How can I animate the plot of this curve also showing its tangent/normal vectors at each point?

Question

I want to animate the curve given by $\alpha(t) = (u(t), v(t))$ being traced out (and also showing the tangent and normal vector at each point), where $u$ and $v $ are the solutions below

Clear[u, v];
{u, v} = {u[t], v[t]} /. 
   NDSolve[{u'[t]^2 + v'[t]^2 == 1, 
      u'[t] v''[t] - u''[t] v'[t] == u[t] v'[t] - v[t] u'[t], 
      u'[0] == Sin[0.18], v'[0] == Cos[0.18]}, {u[t], v[t]}, {t, -7.5,
       7.5}][[1]];

I would like to do something very similar to what's done here (I don't think this is a duplicate), but I tried and couldn't adapt his code to my purpose.

Answer 1

Maybe like this:

Clear[u, v];
{u, v} = NDSolveValue[{
    u'[t]^2 + v'[t]^2 == 1,
    u'[t] v''[t] - u''[t] v'[t] == u[t] v'[t] - v[t] u'[t],
    u'[0] == Sin[0.18], v'[0] == Cos[0.18]
    },
   {u, v}, 
   {t, -7.5, 7.5}
   ];
tangent[t_] = {D[u[t], t], D[v[t], t]}/Sqrt[D[u[t], t]^2 + D[v[t], t]^2];
normal[t_] = {-D[v[t], t], D[u[t], t]}/Sqrt[D[u[t], t]^2 + D[v[t], t]^2];
curvature[t_] = D[tangent[t], t]/Sqrt[D[u[t], t]^2 + D[v[t], t]^2];

Now the plot:

background = ParametricPlot[{u[t], v[t]}, {t, -7.5, 7.5}];
Manipulate[
 Show[
  background,
  Graphics[{Point[{u[t], v[t]}],
    Arrow[{{u[t], v[t]}, {u[t], v[t]} + tangent[t]}],
    Arrow[{{u[t], v[t]}, {u[t], v[t]} + curvature[t]}]
    }]
  ],
 {t, -7.5, 7.5}
 ]

Answer 2

This is a case for FrennetSerretSystem.

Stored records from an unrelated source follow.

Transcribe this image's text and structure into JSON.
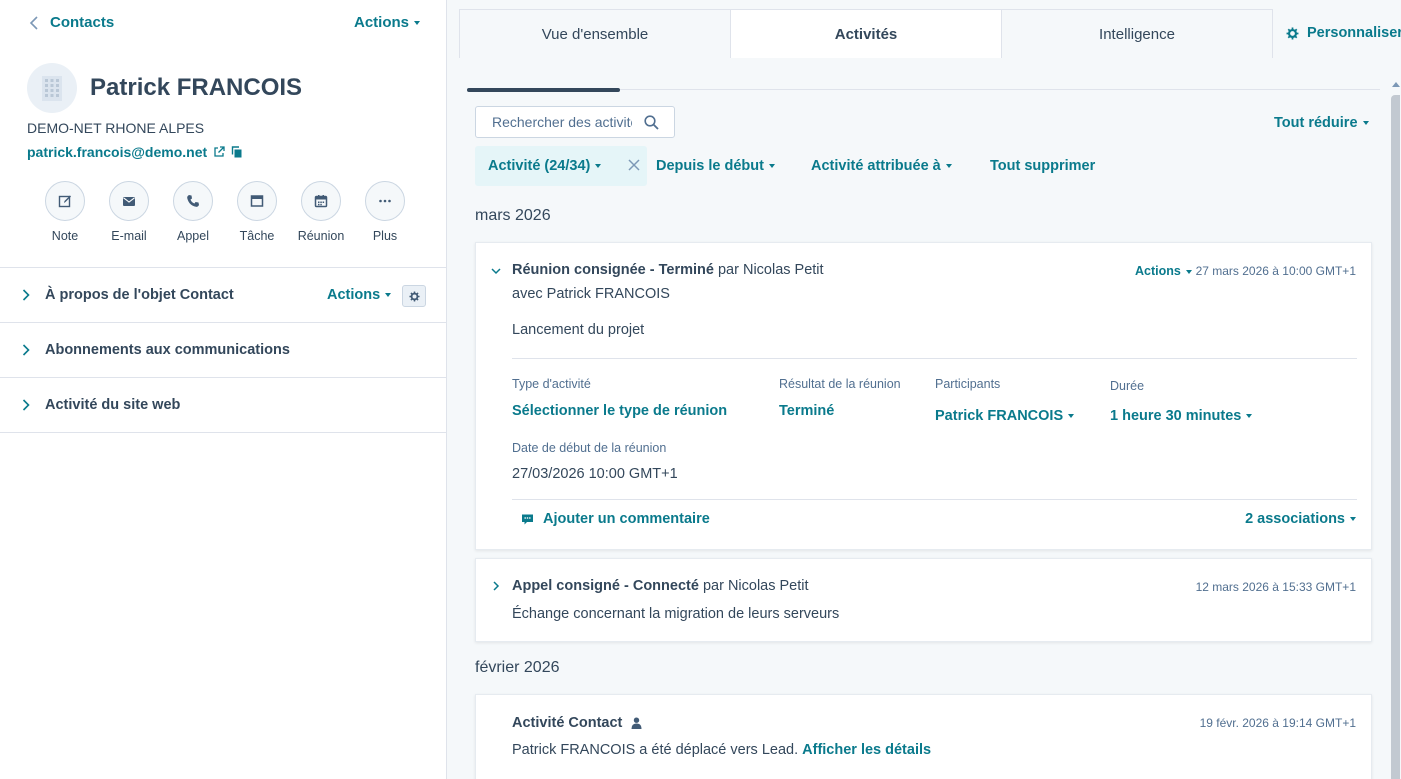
{
  "left": {
    "back_label": "Contacts",
    "actions_label": "Actions",
    "name": "Patrick FRANCOIS",
    "company": "DEMO-NET RHONE ALPES",
    "email": "patrick.francois@demo.net",
    "quick_actions": [
      "Note",
      "E-mail",
      "Appel",
      "Tâche",
      "Réunion",
      "Plus"
    ],
    "sections": [
      {
        "title": "À propos de l'objet Contact",
        "actions": "Actions"
      },
      {
        "title": "Abonnements aux communications"
      },
      {
        "title": "Activité du site web"
      }
    ]
  },
  "tabs": [
    "Vue d'ensemble",
    "Activités",
    "Intelligence"
  ],
  "personalize_label": "Personnaliser",
  "toolbar": {
    "search_placeholder": "Rechercher des activités",
    "collapse_all": "Tout réduire",
    "filter_activity": "Activité (24/34)",
    "filter_since": "Depuis le début",
    "filter_assigned": "Activité attribuée à",
    "clear_all": "Tout supprimer"
  },
  "groups": [
    {
      "month": "mars 2026",
      "items": [
        {
          "title": "Réunion consignée - Terminé",
          "by_prefix": " par ",
          "by": "Nicolas Petit",
          "with": "avec Patrick FRANCOIS",
          "actions": "Actions",
          "timestamp": "27 mars 2026 à 10:00 GMT+1",
          "body": "Lancement du projet",
          "fields": {
            "type_label": "Type d'activité",
            "type_value": "Sélectionner le type de réunion",
            "result_label": "Résultat de la réunion",
            "result_value": "Terminé",
            "participants_label": "Participants",
            "participants_value": "Patrick FRANCOIS",
            "duration_label": "Durée",
            "duration_value": "1 heure 30 minutes",
            "start_label": "Date de début de la réunion",
            "start_value": "27/03/2026 10:00 GMT+1"
          },
          "comment_label": "Ajouter un commentaire",
          "associations_label": "2 associations"
        },
        {
          "title": "Appel consigné - Connecté",
          "by_prefix": " par ",
          "by": "Nicolas Petit",
          "timestamp": "12 mars 2026 à 15:33 GMT+1",
          "body": "Échange concernant la migration de leurs serveurs"
        }
      ]
    },
    {
      "month": "février 2026",
      "items": [
        {
          "title": "Activité Contact",
          "timestamp": "19 févr. 2026 à 19:14 GMT+1",
          "body": "Patrick FRANCOIS a été déplacé vers Lead.",
          "link": "Afficher les détails"
        }
      ]
    }
  ],
  "colors": {
    "accent": "#0a7a8c",
    "text": "#33475b",
    "muted": "#516f90",
    "border": "#dfe3eb",
    "bg": "#f5f8fa"
  }
}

You can define

{{curvature[t_]}, {tangent[t_], normal[t_]}} = FrenetSerretSystem[{u[t], v[t]}, t];

Then this will plot it with the unit normal:

background = ParametricPlot[{u[t], v[t]}, {t, -7.5, 7.5}];
Manipulate[
 Show[
  background,
  Graphics[{Point[{u[t], v[t]}],
    Arrow[{{u[t], v[t]}, {u[t], v[t]} + tangent[t]}],
    Arrow[{{u[t], v[t]}, {u[t], v[t]} + normal[t]}]
    }]
  ],
 {t, -7.5, 7.5}
 ]

Then this will plot it with the normal scaled by the curvature:

background = ParametricPlot[{u[t], v[t]}, {t, -7.5, 7.5}];
Manipulate[
 Show[
  background,
  Graphics[{Point[{u[t], v[t]}],
    Arrow[{{u[t], v[t]}, {u[t], v[t]} + tangent[t]}],
    Arrow[{{u[t], v[t]}, {u[t], v[t]} + curvature[t]normal[t]}]
    }]
  ],
 {t, -7.5, 7.5}
 ]

Answer 3

As the OP notes, the fact that the unit speed condition is already imposed in the ODE can be exploited:

{us, vs} = NDSolveValue[{u'[t]^2 + v'[t]^2 == 1, 
                         u'[t] v''[t] - u''[t] v'[t] == u[t] v'[t] - v[t] u'[t], 
                         u'[0] == Sin[0.18], v'[0] == Cos[0.18]}, {u, v}, {t, -7.5, 7.5}];

Manipulate[ListLinePlot[Transpose[Through[{us, vs}["ValuesOnGrid"]]], 
                        AspectRatio -> Automatic, Frame -> True,
                        Epilog -> With[{p = Through[{us, vs}[t]], 
                                        ta = Through[{us', vs'}[t]]},
                                       {Arrow[{p, p + ta}],
                                        Arrow[{p, p + (us'[t] vs''[t] - vs'[t] us''[t])
                                                  Cross[ta]}], Point[p]}]], {t, -7.5, 7.5}]